Hemodialysis and peritoneal dialysis are methods of blood purification, which partially replaced excretory renal function in patients with chronic renal failure, which was depleted regime, dietary and pharmaco-therapeutic remedy, and who are not eligible for kidney transplantation. Both two methods are accompanied by increased oxidative stress. In peritoneal dialysis particularly the composition of dialysis solution contributes to oxidative stress.
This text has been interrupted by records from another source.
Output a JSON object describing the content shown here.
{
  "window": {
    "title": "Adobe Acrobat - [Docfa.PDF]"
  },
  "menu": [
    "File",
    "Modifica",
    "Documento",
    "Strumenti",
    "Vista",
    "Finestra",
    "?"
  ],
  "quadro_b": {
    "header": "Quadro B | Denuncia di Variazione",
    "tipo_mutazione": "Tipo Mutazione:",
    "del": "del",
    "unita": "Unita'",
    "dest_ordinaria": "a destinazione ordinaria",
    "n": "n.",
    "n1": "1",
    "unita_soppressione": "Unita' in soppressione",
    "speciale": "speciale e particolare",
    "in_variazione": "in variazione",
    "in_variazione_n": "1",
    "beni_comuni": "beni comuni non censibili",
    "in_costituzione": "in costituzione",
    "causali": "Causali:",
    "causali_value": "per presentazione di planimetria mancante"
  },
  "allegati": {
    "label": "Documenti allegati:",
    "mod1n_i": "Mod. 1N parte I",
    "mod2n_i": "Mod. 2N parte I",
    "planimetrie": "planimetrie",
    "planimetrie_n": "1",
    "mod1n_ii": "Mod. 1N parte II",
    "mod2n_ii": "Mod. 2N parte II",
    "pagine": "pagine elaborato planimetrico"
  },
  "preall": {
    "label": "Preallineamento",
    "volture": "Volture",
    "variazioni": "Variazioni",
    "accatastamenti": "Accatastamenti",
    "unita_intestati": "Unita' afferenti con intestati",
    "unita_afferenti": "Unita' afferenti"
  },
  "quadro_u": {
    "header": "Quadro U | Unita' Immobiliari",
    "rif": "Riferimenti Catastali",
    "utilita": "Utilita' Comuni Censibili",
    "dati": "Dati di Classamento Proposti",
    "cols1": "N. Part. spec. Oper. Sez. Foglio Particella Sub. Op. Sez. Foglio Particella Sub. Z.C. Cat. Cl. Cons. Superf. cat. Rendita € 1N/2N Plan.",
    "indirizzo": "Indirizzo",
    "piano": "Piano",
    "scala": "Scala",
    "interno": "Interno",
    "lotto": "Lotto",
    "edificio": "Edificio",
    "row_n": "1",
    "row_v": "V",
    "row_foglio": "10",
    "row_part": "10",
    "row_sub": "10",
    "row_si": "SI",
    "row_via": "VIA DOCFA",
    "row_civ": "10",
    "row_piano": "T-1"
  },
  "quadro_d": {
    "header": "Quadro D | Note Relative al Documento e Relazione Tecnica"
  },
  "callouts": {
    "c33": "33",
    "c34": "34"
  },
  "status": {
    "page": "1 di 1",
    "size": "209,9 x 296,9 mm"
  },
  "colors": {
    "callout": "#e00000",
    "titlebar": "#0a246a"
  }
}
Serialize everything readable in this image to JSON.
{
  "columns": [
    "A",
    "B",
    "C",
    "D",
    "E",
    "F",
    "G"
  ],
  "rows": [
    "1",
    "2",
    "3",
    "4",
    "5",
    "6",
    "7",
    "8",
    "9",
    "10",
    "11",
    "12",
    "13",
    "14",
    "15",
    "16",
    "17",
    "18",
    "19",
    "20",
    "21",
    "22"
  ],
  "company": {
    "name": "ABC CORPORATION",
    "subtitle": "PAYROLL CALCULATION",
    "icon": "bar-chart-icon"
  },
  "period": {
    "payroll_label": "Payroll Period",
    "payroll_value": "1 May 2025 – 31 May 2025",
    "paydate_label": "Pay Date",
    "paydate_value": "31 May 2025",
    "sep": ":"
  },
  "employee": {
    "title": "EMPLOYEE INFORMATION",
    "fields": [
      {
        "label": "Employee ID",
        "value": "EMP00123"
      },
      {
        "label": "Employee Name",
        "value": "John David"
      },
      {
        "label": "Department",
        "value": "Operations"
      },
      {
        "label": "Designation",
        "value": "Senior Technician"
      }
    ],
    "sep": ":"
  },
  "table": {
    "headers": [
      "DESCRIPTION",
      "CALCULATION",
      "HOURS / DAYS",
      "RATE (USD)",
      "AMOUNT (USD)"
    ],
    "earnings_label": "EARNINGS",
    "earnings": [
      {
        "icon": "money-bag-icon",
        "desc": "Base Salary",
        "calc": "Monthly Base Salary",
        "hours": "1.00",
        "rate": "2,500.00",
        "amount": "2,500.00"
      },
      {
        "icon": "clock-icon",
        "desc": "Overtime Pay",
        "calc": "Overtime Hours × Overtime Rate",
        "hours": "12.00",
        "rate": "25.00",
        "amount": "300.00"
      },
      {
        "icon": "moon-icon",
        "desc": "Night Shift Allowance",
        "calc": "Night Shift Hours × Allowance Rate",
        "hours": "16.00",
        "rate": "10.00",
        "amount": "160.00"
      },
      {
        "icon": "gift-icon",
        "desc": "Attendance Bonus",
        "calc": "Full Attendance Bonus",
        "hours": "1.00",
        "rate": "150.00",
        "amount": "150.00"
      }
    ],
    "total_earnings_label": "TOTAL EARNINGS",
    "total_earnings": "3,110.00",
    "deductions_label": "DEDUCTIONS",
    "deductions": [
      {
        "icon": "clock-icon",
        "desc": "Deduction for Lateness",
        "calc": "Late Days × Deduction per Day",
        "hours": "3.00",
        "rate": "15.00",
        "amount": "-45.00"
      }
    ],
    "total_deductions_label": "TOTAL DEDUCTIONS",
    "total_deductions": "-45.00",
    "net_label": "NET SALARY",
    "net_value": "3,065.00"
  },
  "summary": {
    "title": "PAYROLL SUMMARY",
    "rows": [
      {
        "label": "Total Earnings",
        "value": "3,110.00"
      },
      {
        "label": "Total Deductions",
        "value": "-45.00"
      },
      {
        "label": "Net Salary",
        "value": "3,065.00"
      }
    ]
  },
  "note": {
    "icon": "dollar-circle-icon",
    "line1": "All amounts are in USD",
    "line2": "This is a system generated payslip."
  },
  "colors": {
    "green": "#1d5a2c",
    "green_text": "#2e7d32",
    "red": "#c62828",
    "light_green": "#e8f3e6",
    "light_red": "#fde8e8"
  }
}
In extracorporeal hemodialysis the oxidative stress is associated with the character of hemodialysis membranes, non-specific loss of low molecular weight antioxidants, activation of leukocytes (oxidative burst), feroteraphy, supplementation with low molecular weight antioxidants and other factors. To improve and maintain the quality of life of dialysis patients, the continuous monitoring of oxidative stress-related parameters as non-traditional risk factors for cardiovascular complications development is suitable.
血液透析和腹膜透析是血液净化方法,部分替代了慢性肾衰竭患者的肾脏排泄功能,这些患者采用了低蛋白饮食和药物治疗方案,且不适合进行肾移植。这两种方法都会增加氧化应激。在腹膜透析中,特别是透析液的成分会导致氧化应激。在体外血液透析中,氧化应激与血液透析膜的特性、低分子量抗氧化剂的非特异性损失、白细胞的激活(氧化爆发)、铁疗法、低分子量抗氧化剂的补充以及其他因素有关。为了改善和维持透析患者的生活质量,持续监测作为心血管并发症发生的非传统危险因素的氧化应激相关参数是合适的。